After all these years of "reform," educational achievement is as pathetic as ever. The latest statewide exam scores confirm it. In nearly every grade and every subject tested, a majority of Massachusetts public school students either did poorly or failed outright. Among fourth-graders, 79 percent scored at the lowest levels in English and 63 percent did so in math. Forty percent of eighth-graders flunked math, 45 percent flunked science, and 49 percent flunked history. The number of 10th-graders failing was greater this year than last; a staggering 53 percent cannot solve even simple problems in math.
When the wretched scores were released, the state's education commissioner, David Driscoll, claimed to see in them proof "that we are on the right track." James Peyser, chairman of the Board of Education, said that what is needed is "the fortitude to stay the course." Similar sentiments were expressed a year ago — and a year before that, and a year before that. Like compulsive gamblers, Massachusetts officials are sure that if only they keep wagering more money, the big payoff is bound to come.
At the heart of education reform law is a belief that more dollars will buy more learning. But education spending in the United States, after adjusting for inflation, has soared — from $162 billion in 1982 to almost $300 billion in 1998. Going back even further, per-pupil spending in public schools exploded from $2,422 in 1960 to $6,943 in 1998 — a 187 percent rise. And all the while, public school achievement has worsened.
Recent illustration: the Third International Mathematics and Science Study. On tests administered to students in 41 countries, US high school seniors ranked at or near the bottom in every subject tested. That could have came as no surprise to the countless business executives and college administrators who annually spend billions of dollars on remedial training for high school graduates. Or the millions of parents who go into debt so their kids can attend private or parochial schools. Or the millions of others who have stampeded onto charter school waiting lists.
In 1973, according to Gallup, 58 percent of the public had a high level of confidence in the public schools. In 1999, that number is down to 36 percent. How much lower does it have to go before we open up the debate to the proposition that public education as we have known it — schools run by a government monopoly — has irremediably broken down?
In Massachusetts, the most damning indictment of education reform comes not from angry parents or dyspeptic columnists but from the Board of Education itself. How else to explain its decision last week to set the graduation standard, beginning in 2003, at 220 on the high school MCAS test — a single point above failing? The board adopted the standard by an 8-1 vote, and Commissioner Driscoll cheered the decision for its "fairness," saying it "allows the average kid to graduate."
What the state's educational overseers have announced, in other words, is this:
In the 11th year of education reform, Massachusetts will begin requiring students to prove their fitness to graduate. To get a diploma, high school seniors will have to be able to achieve at least near-failure on a test designed for 10th-graders. Moreover, they will be tested only on English and math; knowledge of science and history will not be required. And the bar will be set at this derisory level because expecting anything more would be unfair to "the average kid."
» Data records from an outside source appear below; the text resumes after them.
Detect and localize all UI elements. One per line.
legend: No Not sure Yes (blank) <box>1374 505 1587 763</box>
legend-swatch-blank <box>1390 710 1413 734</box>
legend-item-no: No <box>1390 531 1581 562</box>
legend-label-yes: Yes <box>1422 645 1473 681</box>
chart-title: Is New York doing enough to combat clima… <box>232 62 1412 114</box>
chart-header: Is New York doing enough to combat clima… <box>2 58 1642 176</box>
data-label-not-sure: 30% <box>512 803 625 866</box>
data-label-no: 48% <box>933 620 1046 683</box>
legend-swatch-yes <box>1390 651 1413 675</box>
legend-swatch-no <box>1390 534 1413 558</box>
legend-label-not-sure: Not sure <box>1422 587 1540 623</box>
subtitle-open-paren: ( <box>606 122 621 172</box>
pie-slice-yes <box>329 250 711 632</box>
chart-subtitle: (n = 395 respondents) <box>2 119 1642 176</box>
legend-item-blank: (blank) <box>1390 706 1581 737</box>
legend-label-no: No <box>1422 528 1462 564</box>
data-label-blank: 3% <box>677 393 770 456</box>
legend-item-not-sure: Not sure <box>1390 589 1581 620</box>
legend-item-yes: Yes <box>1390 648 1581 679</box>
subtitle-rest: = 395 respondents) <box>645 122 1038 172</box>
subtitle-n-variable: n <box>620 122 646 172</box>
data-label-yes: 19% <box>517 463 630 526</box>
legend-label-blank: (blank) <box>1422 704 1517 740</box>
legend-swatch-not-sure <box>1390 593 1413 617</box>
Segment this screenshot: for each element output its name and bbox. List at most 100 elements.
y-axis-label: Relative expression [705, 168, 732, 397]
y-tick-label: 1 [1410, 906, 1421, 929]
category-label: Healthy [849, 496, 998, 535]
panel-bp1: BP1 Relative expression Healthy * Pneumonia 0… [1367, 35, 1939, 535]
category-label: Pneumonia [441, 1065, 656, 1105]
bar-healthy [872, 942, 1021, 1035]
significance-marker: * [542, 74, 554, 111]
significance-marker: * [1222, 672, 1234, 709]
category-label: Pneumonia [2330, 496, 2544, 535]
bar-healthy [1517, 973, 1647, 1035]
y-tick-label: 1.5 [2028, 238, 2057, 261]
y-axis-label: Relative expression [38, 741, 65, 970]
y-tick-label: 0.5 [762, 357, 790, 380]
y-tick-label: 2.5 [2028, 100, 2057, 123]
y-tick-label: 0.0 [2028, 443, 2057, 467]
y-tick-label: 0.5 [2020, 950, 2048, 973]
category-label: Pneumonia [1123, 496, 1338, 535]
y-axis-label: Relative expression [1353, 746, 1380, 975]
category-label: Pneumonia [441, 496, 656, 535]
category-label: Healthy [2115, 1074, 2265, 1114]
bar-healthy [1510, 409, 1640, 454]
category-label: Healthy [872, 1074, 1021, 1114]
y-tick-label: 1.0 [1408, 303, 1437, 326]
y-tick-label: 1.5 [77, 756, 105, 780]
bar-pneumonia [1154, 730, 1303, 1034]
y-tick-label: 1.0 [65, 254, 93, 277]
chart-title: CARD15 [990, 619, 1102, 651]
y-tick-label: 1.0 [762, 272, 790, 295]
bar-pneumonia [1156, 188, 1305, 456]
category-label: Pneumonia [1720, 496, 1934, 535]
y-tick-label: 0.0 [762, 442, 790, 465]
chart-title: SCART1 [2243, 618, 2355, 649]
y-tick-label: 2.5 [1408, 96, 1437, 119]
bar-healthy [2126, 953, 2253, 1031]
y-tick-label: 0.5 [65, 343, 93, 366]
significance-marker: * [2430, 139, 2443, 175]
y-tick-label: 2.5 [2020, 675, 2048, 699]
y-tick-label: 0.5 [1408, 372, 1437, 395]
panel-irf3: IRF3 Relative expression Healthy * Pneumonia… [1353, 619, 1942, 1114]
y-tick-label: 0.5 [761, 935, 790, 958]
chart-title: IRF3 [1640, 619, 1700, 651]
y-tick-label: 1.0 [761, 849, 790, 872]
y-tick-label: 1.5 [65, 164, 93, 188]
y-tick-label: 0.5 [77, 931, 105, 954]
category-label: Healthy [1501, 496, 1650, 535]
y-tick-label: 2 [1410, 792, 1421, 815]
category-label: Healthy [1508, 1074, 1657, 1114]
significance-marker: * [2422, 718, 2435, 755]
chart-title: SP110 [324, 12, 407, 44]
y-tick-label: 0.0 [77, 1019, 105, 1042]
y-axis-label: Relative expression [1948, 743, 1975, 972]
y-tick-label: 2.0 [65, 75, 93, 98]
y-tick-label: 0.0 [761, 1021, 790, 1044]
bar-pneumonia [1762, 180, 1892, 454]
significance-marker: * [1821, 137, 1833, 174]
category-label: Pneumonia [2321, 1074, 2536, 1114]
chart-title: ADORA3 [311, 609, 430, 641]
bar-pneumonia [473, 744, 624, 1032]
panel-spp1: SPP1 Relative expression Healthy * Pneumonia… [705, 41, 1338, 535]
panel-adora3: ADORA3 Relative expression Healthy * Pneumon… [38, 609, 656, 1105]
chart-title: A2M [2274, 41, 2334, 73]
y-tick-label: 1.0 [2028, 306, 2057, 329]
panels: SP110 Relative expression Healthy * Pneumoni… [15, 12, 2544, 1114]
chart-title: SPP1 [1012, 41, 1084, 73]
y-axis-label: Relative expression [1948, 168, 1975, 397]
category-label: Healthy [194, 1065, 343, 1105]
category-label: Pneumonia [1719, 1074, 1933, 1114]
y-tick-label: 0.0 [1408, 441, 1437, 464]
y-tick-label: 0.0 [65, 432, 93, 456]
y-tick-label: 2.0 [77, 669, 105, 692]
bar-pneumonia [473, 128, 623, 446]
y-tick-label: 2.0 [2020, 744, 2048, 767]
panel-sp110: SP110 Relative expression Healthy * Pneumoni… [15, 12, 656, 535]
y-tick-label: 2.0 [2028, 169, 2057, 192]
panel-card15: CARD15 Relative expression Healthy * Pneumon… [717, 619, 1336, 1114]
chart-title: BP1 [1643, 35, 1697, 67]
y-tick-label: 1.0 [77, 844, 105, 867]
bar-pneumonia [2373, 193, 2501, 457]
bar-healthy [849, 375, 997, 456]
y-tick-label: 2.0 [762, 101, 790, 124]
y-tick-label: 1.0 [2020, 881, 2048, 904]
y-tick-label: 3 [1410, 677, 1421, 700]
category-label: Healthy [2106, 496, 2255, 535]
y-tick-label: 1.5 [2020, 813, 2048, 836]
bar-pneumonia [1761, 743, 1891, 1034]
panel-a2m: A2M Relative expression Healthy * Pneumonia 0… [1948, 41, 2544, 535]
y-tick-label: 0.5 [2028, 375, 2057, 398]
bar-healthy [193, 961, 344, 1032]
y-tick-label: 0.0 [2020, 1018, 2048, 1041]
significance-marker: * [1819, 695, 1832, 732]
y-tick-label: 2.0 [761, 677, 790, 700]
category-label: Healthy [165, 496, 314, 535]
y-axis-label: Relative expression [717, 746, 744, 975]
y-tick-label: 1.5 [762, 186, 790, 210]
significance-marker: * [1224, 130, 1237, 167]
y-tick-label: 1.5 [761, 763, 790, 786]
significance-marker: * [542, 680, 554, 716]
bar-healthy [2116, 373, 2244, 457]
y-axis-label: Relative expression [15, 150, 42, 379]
If, back in 1993, the sponsors of the education reform bill had offered that as their vision of where the public schools would be a decade down the road, they would have been laughed out the door. Senate President Thomas Birmingham was a key author of the law; if anybody should be appalled that the schools are still so awful, he should. He ought to be howling that the reform law has been betrayed, that students and parents are being cheated. He ought to be scolding his loyal allies, the teachers unions, reminding them that the goal of ed reform wasn't the money, it was better teaching. Yet Birmingham says nothing. Strange. Unless, of course, the goal of ed reform was the money.
True reform requires one thing above all: consequences for failure. In New York City, more than 21,000 public school students in grades 3, 6, and 8 were held back a grade this year because they couldn't do grade level work. In Massachusetts, by contrast, kids move up whether they perform at grade level or not. Those who bomb on the statewide tests suffer no penalty. (Neither do their teachers.) Then, when they get to 12th grade, they are told that doing poorly on a 10th-grade test is good enough for a diploma.
Where there is no price for failing, there is no incentive to succeed. Massachusetts thought it could fix incompetent public schools by flooding them with money. All it bought was more incompetence. After seven years and $6 billion, isn't it time to call a halt?
Jeff Jacoby is a columnist for The Boston Globe.